MySQLperformancequery-performance

I've built an application that fetches reports from an external source. It downloads report data once a day. Each report covers the time from now to 30 days ago.

E.g. let's say it's 1 May and report is downloaded for the last 30 days and we end up with 30 rows in the table (let's have each day be represented by one row). Then on 2 May we fetch the report and we end up with 31 rows in the table – 1 row from the report fetched on 1 May, and 30 rows from 2 May. 29 older rows that overlap are discarded. The rows from the latest report replace them.
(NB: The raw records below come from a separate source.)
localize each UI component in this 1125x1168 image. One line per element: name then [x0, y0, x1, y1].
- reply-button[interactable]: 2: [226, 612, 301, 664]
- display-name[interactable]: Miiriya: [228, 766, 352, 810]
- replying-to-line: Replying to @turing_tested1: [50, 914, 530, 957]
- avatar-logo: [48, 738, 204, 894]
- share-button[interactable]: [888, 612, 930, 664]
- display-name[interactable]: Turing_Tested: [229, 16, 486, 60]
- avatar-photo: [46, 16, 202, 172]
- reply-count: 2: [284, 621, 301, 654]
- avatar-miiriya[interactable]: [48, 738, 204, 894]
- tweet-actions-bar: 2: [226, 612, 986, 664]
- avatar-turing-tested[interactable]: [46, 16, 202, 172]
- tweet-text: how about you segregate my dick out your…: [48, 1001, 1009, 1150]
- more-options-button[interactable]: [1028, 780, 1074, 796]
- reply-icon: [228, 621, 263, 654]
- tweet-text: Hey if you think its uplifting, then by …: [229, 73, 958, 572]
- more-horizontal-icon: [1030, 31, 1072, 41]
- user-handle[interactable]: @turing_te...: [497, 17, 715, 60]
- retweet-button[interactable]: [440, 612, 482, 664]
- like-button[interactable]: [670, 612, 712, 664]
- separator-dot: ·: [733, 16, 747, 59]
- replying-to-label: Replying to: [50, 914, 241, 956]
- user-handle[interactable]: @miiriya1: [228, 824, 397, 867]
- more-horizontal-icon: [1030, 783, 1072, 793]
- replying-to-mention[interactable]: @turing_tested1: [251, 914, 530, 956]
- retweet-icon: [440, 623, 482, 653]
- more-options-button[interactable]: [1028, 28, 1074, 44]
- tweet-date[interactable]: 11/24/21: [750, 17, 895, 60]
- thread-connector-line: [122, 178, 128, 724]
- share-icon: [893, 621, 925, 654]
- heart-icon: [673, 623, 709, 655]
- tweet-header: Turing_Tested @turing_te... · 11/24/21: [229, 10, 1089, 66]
Then on 3 May we end up with 32 rows in the table, 4 May, 33 rows, etc.

Now the query that does the clean-up of the older data in my application looks like this (records with the same date that have a lower ID are deleted):

DELETE FROM $tableName WHERE id NOT IN (SELECT MAX(id) FROM (SELECT * FROM $tableName) AS sth GROUP BY $date

The problem is that this query is very inefficient. As the amount of data in the table grows, it's starting to kill the database server as each the select statement is applied to the whole dataset. Aslo NOT IN and MAX become less and less efficient as number of rows grows.

The system has to update rows from the past as the external source normalizes data backwords in time so records from the past will change occasionally, and I'm always interested in the last 30 days.

I'd be grateful for advice on how I can optimize this part of the application, how I can overcome the performance problem of this SELECT and DELETE statement.

Best Answer

Define an unique key in your table such that each day can only be represented by one row (UNIQUE KEY(date) would be enough for the example you show). Then use

INSERT INTO $tablename(...) VALUES(...)
    ON DUPLICATE KEY UPDATE col1=VALUES(col1), col2=VALUES(col2);

Alternatively you might use REPLACE INTO, but that does the delete and insert, "burning" through autoincrement IDs which you seem to have.

You might even use the date column as a PRIMARY KEY with this setup.